DETROIT (ChurchMilitant.com) - On Twitter Wednesday, Fr. James Martin promoted a film celebrating a dissident pro-gay bishop who is banned in some dioceses because of his dissent.
The notorious celebrity Jesuit priest took to Twitter to promote American Prophet, a movie "about the life of the great Bp. Thomas Gumbleton."
Michigan Filmgoers: "American Prophet," about the life of the great Bishop Thomas Gumbleton, will be screening at the East Lansing Film Festival: Lansing Celebration Cinemas' Studio C theater, on Friday, November 10th, at 2pm: https://t.co/OeIgm01Fwy pic.twitter.com/MJEQfGZdjx
— James Martin, SJ (@JamesMartinSJ) November 1, 2017
Bishop Gumbleton, whom Fr. Martin called "great," is a theological dissident known for his outspoken support of homosexuality.
In 2013, the retired bishop said to homosexuals living in a state of grave sin, "Don't stop going to communion. You're okay."
He said this as a direct counter to Detroit's Abp. Allen Vigneron, who had said publicly, "For a Catholic to receive Holy Communion and still deny the revelation Christ entrusted to the Church is to try to say two contradictory things at once."
In 2006, the Vatican forced Gumbleton to "retire," owing to his years of homosexualist activism.
The bishop has also been barred from speaking in the diocese of Phoenix, Arizona and the diocese of Marquette, Michigan.
Martin's promoting of American Prophet merited only backlash on Twitter. One Catholic replied to Martin, "Millstone Award of 2017."
This refers to Christ's claim in Luke 17:1–2: "It is impossible that scandals should not come: but woe to him through whom they come. It were better for him that a millstone was hanged about his neck, and he be cast into the sea than that he should scandalize one of these little ones."
Another Twitter response cited the Latin phrase Quos Deus perdere vult, prius demen[t]at, meaning "Those whom God wishes to punish, He first drives insane." In Christian tradition, the phrase suggests how sin begets disorder in the sinner's psyche, dulling the conscience, strengthing the passions' sway over the will and subverting the role of the intellect. Over time, habitual sin can gradually lead to sheer insanity.
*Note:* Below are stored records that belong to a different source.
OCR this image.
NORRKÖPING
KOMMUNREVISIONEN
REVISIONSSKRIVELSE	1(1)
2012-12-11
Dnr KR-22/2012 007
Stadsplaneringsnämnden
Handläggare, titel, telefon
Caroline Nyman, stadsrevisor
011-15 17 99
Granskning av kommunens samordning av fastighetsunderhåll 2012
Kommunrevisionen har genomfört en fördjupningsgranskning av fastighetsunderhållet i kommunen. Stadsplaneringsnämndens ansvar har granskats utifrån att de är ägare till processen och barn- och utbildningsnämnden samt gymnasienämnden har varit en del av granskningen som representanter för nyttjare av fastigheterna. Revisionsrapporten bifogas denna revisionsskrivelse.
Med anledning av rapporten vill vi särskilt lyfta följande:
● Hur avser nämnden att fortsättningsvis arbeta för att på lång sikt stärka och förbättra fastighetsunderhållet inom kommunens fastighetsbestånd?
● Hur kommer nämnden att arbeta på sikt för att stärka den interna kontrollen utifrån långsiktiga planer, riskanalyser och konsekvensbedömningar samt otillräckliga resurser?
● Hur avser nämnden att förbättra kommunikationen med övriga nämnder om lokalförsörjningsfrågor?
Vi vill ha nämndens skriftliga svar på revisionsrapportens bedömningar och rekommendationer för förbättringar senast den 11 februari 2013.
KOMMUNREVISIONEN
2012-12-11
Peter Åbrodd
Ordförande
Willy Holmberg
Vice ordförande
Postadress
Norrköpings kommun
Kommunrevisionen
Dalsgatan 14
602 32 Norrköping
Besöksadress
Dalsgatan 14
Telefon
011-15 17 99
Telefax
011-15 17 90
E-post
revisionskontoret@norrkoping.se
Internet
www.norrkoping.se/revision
In early October, Fr. Martin showed support on Twitter for Fr. Gregory Boyle, a fellow Jesuit who has spoken out against Church teaching on marriage and sexuality.
In a podcast in June, Martin said he would "canonize" pro-gay activist Sr. Jeannine Gramick, censured by the Vatican for her dissent. She founded New Ways Ministry, which has been condemned repeatedly by Church authorities owing to its rejection of Church teaching on homosexuality and chastity.